Jhesrhi thought that if she’d been at the head of the column, she might have done something. Somehow whisked Vandar out of sight before any of the undead spotted him, blasted Dai Shan as soon as he called out, and justified the precipitous action afterward.

But Lod traveled in the middle of the procession, and he’d wanted her company. Thus, when things started happening in the darkness up ahead, it caught her by surprise. And with the bone naga’s followers clogging the passage, she still had no way of aiding Vandar with her magic.

But maybe she could keep Dai Shan from exposing her masquerade. Once again bringing the uncaring savagery of her fiery self to the fore, she looked up at Lod, who, with his wagon slaves now dead, was slithering along with his skull nearly brushing the ceiling.

“I know the man who shouted,” she said. “He’s one of the foremost obstacles to your plans. Let me kill him.”

Swaying slightly, fleshless head tilted, Lod studied her. Then he said, “It sounds like the human wants to talk. If I draw him in close and then don’t like what he has to say, it will be easy to destroy him.”

“He’s a master of shadow and trickery. He might find it possible to escape even you. But let me burn him right now, before he realizes you’ve decided on his death, and-”

“You don’t really believe he could slip away from me and all our comrades too? You want to kill him immediately for some other reason. What is it? Do you hate him? Are you worried that if I don’t send you after him right now, it won’t be you who ends up taking his life?”

“Something like that.” Even as she spoke the words, Jhesrhi knew they weren’t a particularly useful lie. But she was at a loss for anything else to say.

Lod chuckled. “I promise that if I order his death, you can slay him in the manner of your choosing. For now, though, let’s hear him out.” He looked down the passage, which was now less jammed with doomsepts, direhelms, and the like. Apparently, Vandar had fled, and a number of the undead had chased after him.

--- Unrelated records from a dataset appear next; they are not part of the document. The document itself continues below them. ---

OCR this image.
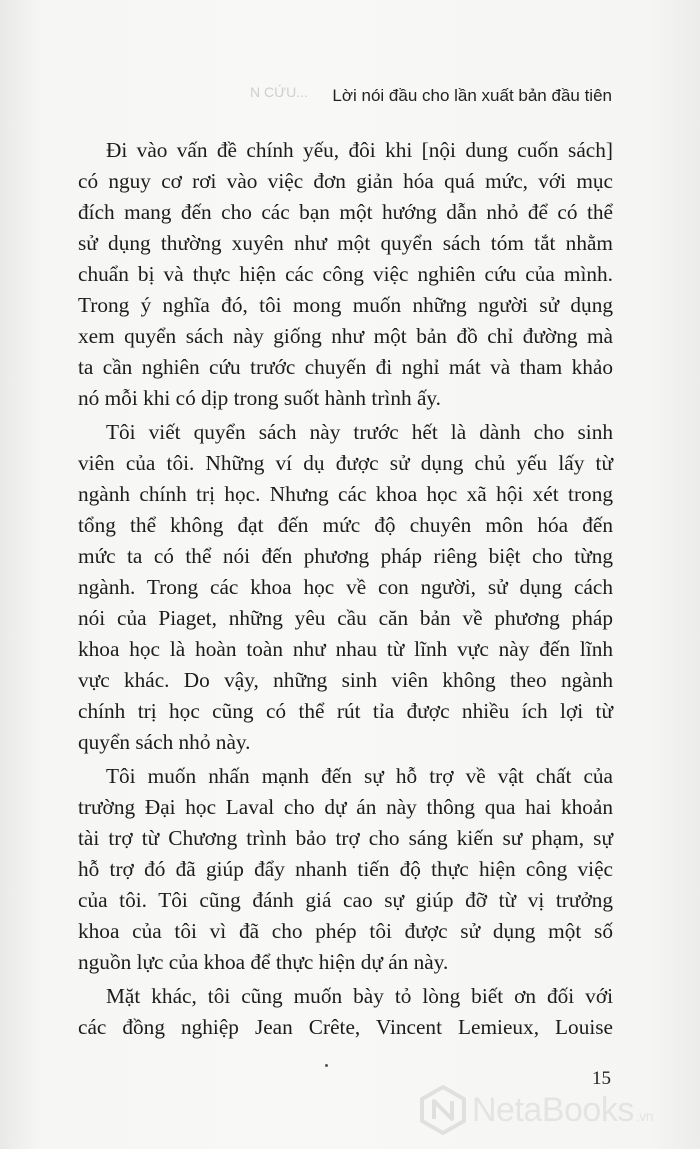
N CỨU... Lời nói đầu cho lần xuất bản đầu tiên
Đi vào vấn đề chính yếu, đôi khi [nội dung cuốn sách]
có nguy cơ rơi vào việc đơn giản hóa quá mức, với mục
đích mang đến cho các bạn một hướng dẫn nhỏ để có thể
sử dụng thường xuyên như một quyển sách tóm tắt nhằm
chuẩn bị và thực hiện các công việc nghiên cứu của mình.
Trong ý nghĩa đó, tôi mong muốn những người sử dụng
xem quyển sách này giống như một bản đồ chỉ đường mà
ta cần nghiên cứu trước chuyến đi nghỉ mát và tham khảo
nó mỗi khi có dịp trong suốt hành trình ấy.
Tôi viết quyển sách này trước hết là dành cho sinh
viên của tôi. Những ví dụ được sử dụng chủ yếu lấy từ
ngành chính trị học. Nhưng các khoa học xã hội xét trong
tổng thể không đạt đến mức độ chuyên môn hóa đến
mức ta có thể nói đến phương pháp riêng biệt cho từng
ngành. Trong các khoa học về con người, sử dụng cách
nói của Piaget, những yêu cầu căn bản về phương pháp
khoa học là hoàn toàn như nhau từ lĩnh vực này đến lĩnh
vực khác. Do vậy, những sinh viên không theo ngành
chính trị học cũng có thể rút tỉa được nhiều ích lợi từ
quyển sách nhỏ này.
Tôi muốn nhấn mạnh đến sự hỗ trợ về vật chất của
trường Đại học Laval cho dự án này thông qua hai khoản
tài trợ từ Chương trình bảo trợ cho sáng kiến sư phạm, sự
hỗ trợ đó đã giúp đẩy nhanh tiến độ thực hiện công việc
của tôi. Tôi cũng đánh giá cao sự giúp đỡ từ vị trưởng
khoa của tôi vì đã cho phép tôi được sử dụng một số
nguồn lực của khoa để thực hiện dự án này.
Mặt khác, tôi cũng muốn bày tỏ lòng biết ơn đối với
các đồng nghiệp Jean Crête, Vincent Lemieux, Louise
15
NetaBooks .vn
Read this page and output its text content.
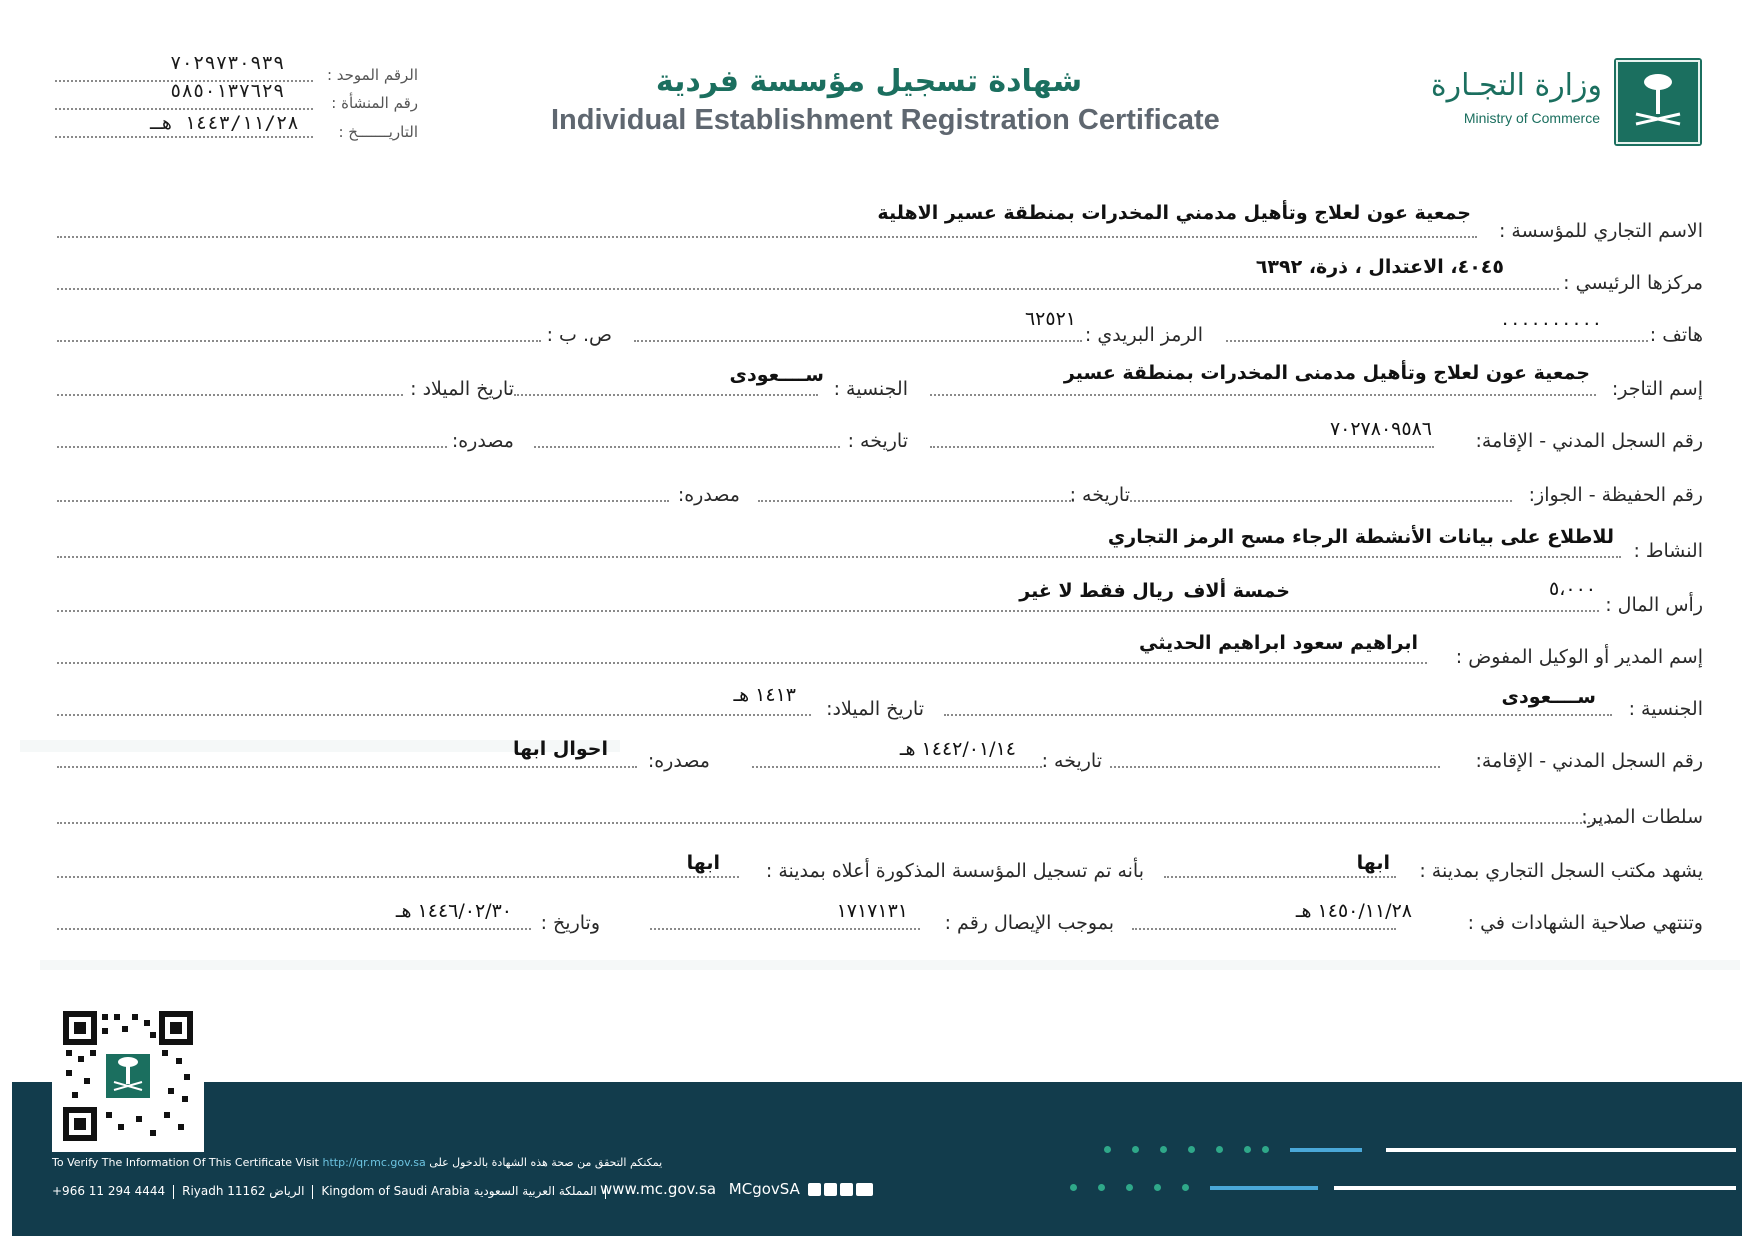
وزارة التجـارة
Ministry of Commerce
شهادة تسجيل مؤسسة فردية
Individual Establishment Registration Certificate
٧٠٢٩٧٣٠٩٣٩
الرقم الموحد :
٥٨٥٠١٣٧٦٢٩
رقم المنشأة :
١٤٤٣/١١/٢٨ هـ	التاريـــــــخ :
الاسم التجاري للمؤسسة :
جمعية عون لعلاج وتأهيل مدمني المخدرات بمنطقة عسير الاهلية
مركزها الرئيسي :
٤٠٤٥، الاعتدال ، ذرة، ٦٣٩٢
هاتف :
٠٠٠٠٠٠٠٠٠٠
الرمز البريدي :
٦٢٥٢١
ص. ب :
إسم التاجر:
جمعية عون لعلاج وتأهيل مدمنى المخدرات بمنطقة عسير
الجنسية :
ســــعودى
تاريخ الميلاد :
رقم السجل المدني - الإقامة:
٧٠٢٧٨٠٩٥٨٦
تاريخه :
مصدره:
رقم الحفيظة - الجواز:
تاريخه :
مصدره:
النشاط :
للاطلاع على بيانات الأنشطة الرجاء مسح الرمز التجاري
رأس المال :
٥،٠٠٠
خمسة ألاف
ريال فقط لا غير
إسم المدير أو الوكيل المفوض :
ابراهيم سعود ابراهيم الحديثي
الجنسية :
ســــعودى
تاريخ الميلاد:
١٤١٣ هـ
رقم السجل المدني - الإقامة:
تاريخه :
١٤٤٢/٠١/١٤ هـ
مصدره:
احوال ابها
سلطات المدير:
يشهد مكتب السجل التجاري بمدينة :
ابها
بأنه تم تسجيل المؤسسة المذكورة أعلاه بمدينة :
ابها
وتنتهي صلاحية الشهادات في :
١٤٥٠/١١/٢٨ هـ
بموجب الإيصال رقم :
١٧١٧١٣١
وتاريخ :
١٤٤٦/٠٢/٣٠ هـ
To Verify The Information Of This Certificate Visit http://qr.mc.gov.sa يمكنكم التحقق من صحة هذه الشهادة بالدخول على
+966 11 294 4444 Riyadh 11162 الرياض Kingdom of Saudi Arabia المملكة العربية السعودية www.mc.gov.sa MCgovSA
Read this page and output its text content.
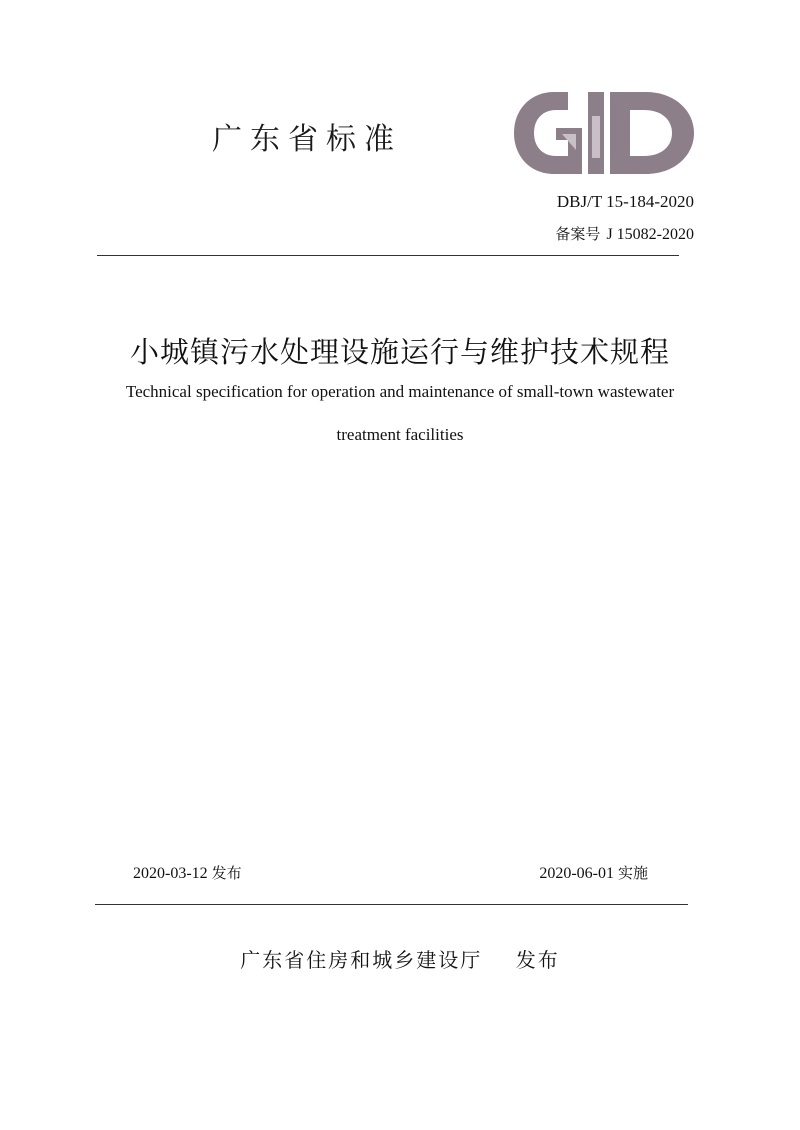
广东省标准
DBJ/T 15-184-2020
备案号 J 15082-2020
小城镇污水处理设施运行与维护技术规程
Technical specification for operation and maintenance of small-town wastewater
treatment facilities
2020-03-12 发布	2020-06-01 实施
广东省住房和城乡建设厅 发布
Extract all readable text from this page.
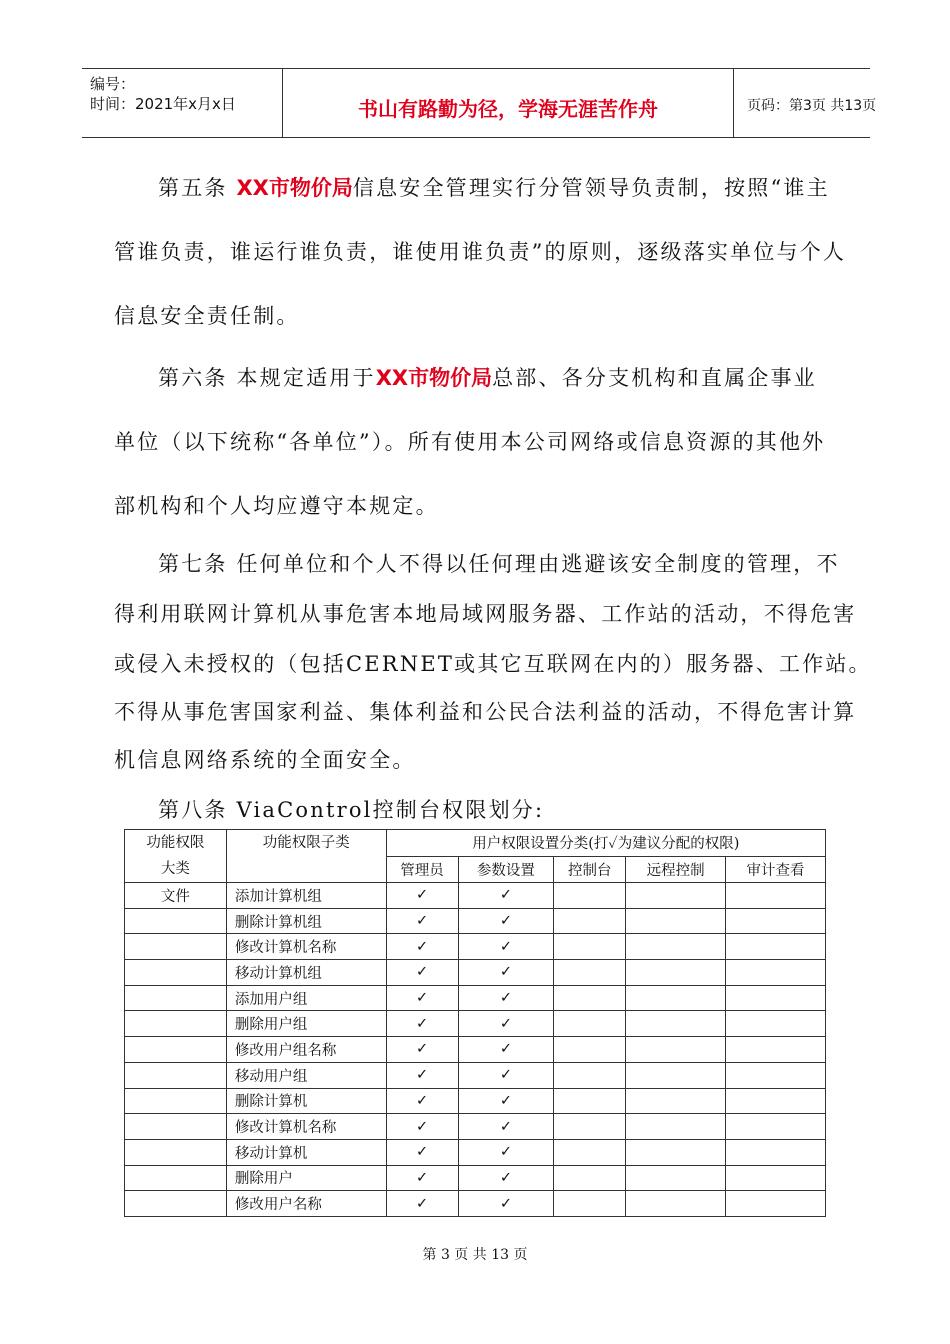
编号：
时间：2021年x月x日	书山有路勤为径，学海无涯苦作舟	页码：第3页 共13页
第五条 XX市物价局信息安全管理实行分管领导负责制，按照“谁主
管谁负责，谁运行谁负责，谁使用谁负责”的原则，逐级落实单位与个人
信息安全责任制。
第六条 本规定适用于XX市物价局总部、各分支机构和直属企事业
单位（以下统称“各单位”）。所有使用本公司网络或信息资源的其他外
部机构和个人均应遵守本规定。
第七条 任何单位和个人不得以任何理由逃避该安全制度的管理，不
得利用联网计算机从事危害本地局域网服务器、工作站的活动，不得危害
或侵入未授权的（包括CERNET或其它互联网在内的）服务器、工作站。
不得从事危害国家利益、集体利益和公民合法利益的活动，不得危害计算
机信息网络系统的全面安全。
第八条 ViaControl控制台权限划分:
功能权限
大类	功能权限子类	用户权限设置分类(打✓为建议分配的权限)				
		管理员	参数设置	控制台	远程控制	审计查看
文件	添加计算机组	✓	✓			
	删除计算机组	✓	✓			
	修改计算机名称	✓	✓			
	移动计算机组	✓	✓			
	添加用户组	✓	✓			
	删除用户组	✓	✓			
	修改用户组名称	✓	✓			
	移动用户组	✓	✓			
	删除计算机	✓	✓			
	修改计算机名称	✓	✓			
	移动计算机	✓	✓			
	删除用户	✓	✓			
	修改用户名称	✓	✓			
第 3 页 共 13 页
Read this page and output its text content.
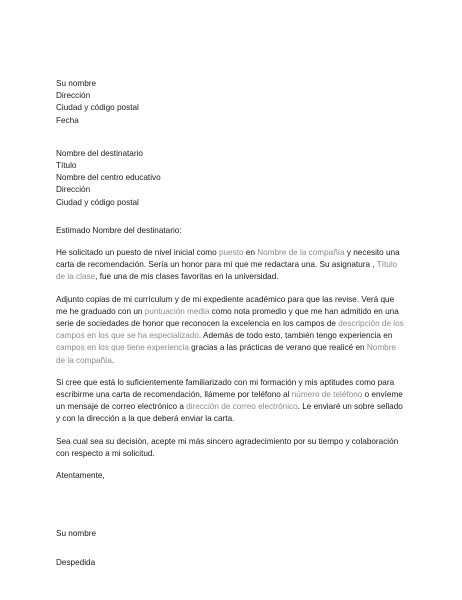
Su nombre
Dirección
Ciudad y código postal
Fecha
Nombre del destinatario
Título
Nombre del centro educativo
Dirección
Ciudad y código postal

Estimado Nombre del destinatario:

He solicitado un puesto de nivel inicial como puesto en Nombre de la compañía y necesito una carta de recomendación. Sería un honor para mí que me redactara una. Su asignatura , Título de la clase, fue una de mis clases favoritas en la universidad.

Adjunto copias de mi currículum y de mi expediente académico para que las revise. Verá que me he graduado con un puntuación media como nota promedio y que me han admitido en una serie de sociedades de honor que reconocen la excelencia en los campos de descripción de los campos en los que se ha especializado. Además de todo esto, también tengo experiencia en campos en los que tiene experiencia gracias a las prácticas de verano que realicé en Nombre de la compañía.

Si cree que está lo suficientemente familiarizado con mi formación y mis aptitudes como para escribirme una carta de recomendación, llámeme por teléfono al número de teléfono o envíeme un mensaje de correo electrónico a dirección de correo electrónico. Le enviaré un sobre sellado y con la dirección a la que deberá enviar la carta.

Sea cual sea su decisión, acepte mi más sincero agradecimiento por su tiempo y colaboración con respecto a mi solicitud.

Atentamente,

Su nombre

Despedida
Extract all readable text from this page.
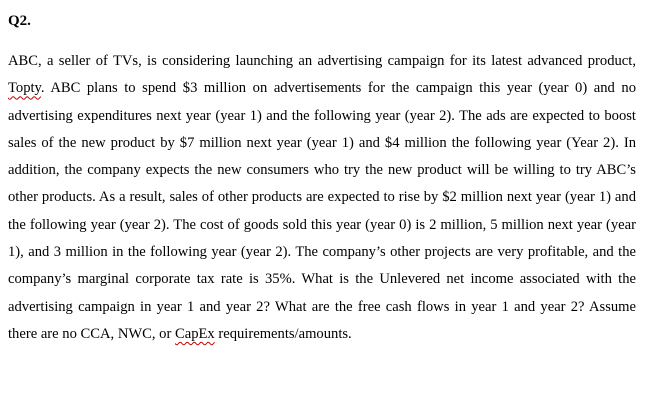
Q2.

ABC, a seller of TVs, is considering launching an advertising campaign for its latest advanced product, Topty. ABC plans to spend $3 million on advertisements for the campaign this year (year 0) and no advertising expenditures next year (year 1) and the following year (year 2). The ads are expected to boost sales of the new product by $7 million next year (year 1) and $4 million the following year (Year 2). In addition, the company expects the new consumers who try the new product will be willing to try ABC’s other products. As a result, sales of other products are expected to rise by $2 million next year (year 1) and the following year (year 2). The cost of goods sold this year (year 0) is 2 million, 5 million next year (year 1), and 3 million in the following year (year 2). The company’s other projects are very profitable, and the company’s marginal corporate tax rate is 35%. What is the Unlevered net income associated with the advertising campaign in year 1 and year 2? What are the free cash flows in year 1 and year 2? Assume there are no CCA, NWC, or CapEx requirements/amounts.
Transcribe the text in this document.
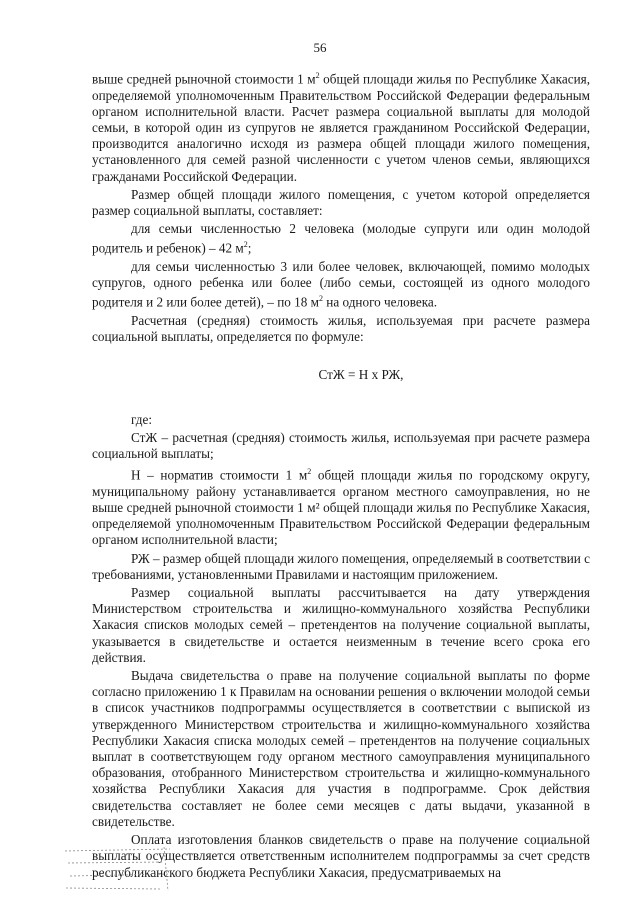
56

выше средней рыночной стоимости 1 $м^2$ общей площади жилья по Республике Хакасия, определяемой уполномоченным Правительством Российской Федерации федеральным органом исполнительной власти. Расчет размера социальной выплаты для молодой семьи, в которой один из супругов не является гражданином Российской Федерации, производится аналогично исходя из размера общей площади жилого помещения, установленного для семей разной численности с учетом членов семьи, являющихся гражданами Российской Федерации.

Размер общей площади жилого помещения, с учетом которой определяется размер социальной выплаты, составляет:

для семьи численностью 2 человека (молодые супруги или один молодой родитель и ребенок) – 42 $м^2$;

для семьи численностью 3 или более человек, включающей, помимо молодых супругов, одного ребенка или более (либо семьи, состоящей из одного молодого родителя и 2 или более детей), – по 18 $м^2$ на одного человека.

Расчетная (средняя) стоимость жилья, используемая при расчете размера социальной выплаты, определяется по формуле:

СтЖ = Н х РЖ,

где:

СтЖ – расчетная (средняя) стоимость жилья, используемая при расчете размера социальной выплаты;

Н – норматив стоимости 1 $м^2$ общей площади жилья по городскому округу, муниципальному району устанавливается органом местного самоуправления, но не выше средней рыночной стоимости 1 м² общей площади жилья по Республике Хакасия, определяемой уполномоченным Правительством Российской Федерации федеральным органом исполнительной власти;

РЖ – размер общей площади жилого помещения, определяемый в соответствии с требованиями, установленными Правилами и настоящим приложением.

Размер социальной выплаты рассчитывается на дату утверждения Министерством строительства и жилищно-коммунального хозяйства Республики Хакасия списков молодых семей – претендентов на получение социальной выплаты, указывается в свидетельстве и остается неизменным в течение всего срока его действия.

Выдача свидетельства о праве на получение социальной выплаты по форме согласно приложению 1 к Правилам на основании решения о включении молодой семьи в список участников подпрограммы осуществляется в соответствии с выпиской из утвержденного Министерством строительства и жилищно-коммунального хозяйства Республики Хакасия списка молодых семей – претендентов на получение социальных выплат в соответствующем году органом местного самоуправления муниципального образования, отобранного Министерством строительства и жилищно-коммунального хозяйства Республики Хакасия для участия в подпрограмме. Срок действия свидетельства составляет не более семи месяцев с даты выдачи, указанной в свидетельстве.

Оплата изготовления бланков свидетельств о праве на получение социальной выплаты осуществляется ответственным исполнителем подпрограммы за счет средств республиканского бюджета Республики Хакасия, предусматриваемых на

“I’m coming forward,” called Lod. “If you’re a friend, do the same.”

“Does the august lord,” Dai Shan replied, “pledge that neither he nor his stalwart warriors will harm me?”

“I do.” Lod glanced down at Jhesrhi. “Don’t worry. We of the Eminence don’t consider a promise to a living human binding.”

As they headed up the passage, Jhesrhi imagined lashing out with flame, freeing Cera, and fleeing with her. But such a desperate ploy would never work.

She had no idea if she was a match for Lod, and even if she was, it didn’t mean she could incapacitate him and all the other undead in the immediate vicinity with a single spell.

She likewise didn’t know Cera’s precise location, only that the sunlady was somewhere toward the rear of the procession. She did know that when she’d last seen her, her comrade had been stumbling along white-faced between two zombies too weak and dazed even to walk without her captors holding her up.

But suppose, despite all those impediments, Jhesrhi and Cera did somehow manage to break away. Then they’d still be trapped in the deathways just as they were now, and it was worse than unlikely that anyone else would happen along to unlock the way out.

Thus, Jhesrhi saw no choice but to walk peacefully into a parley with Dai Shan and hope that, somehow, her lies came out more convincing than whatever the Shou had to say.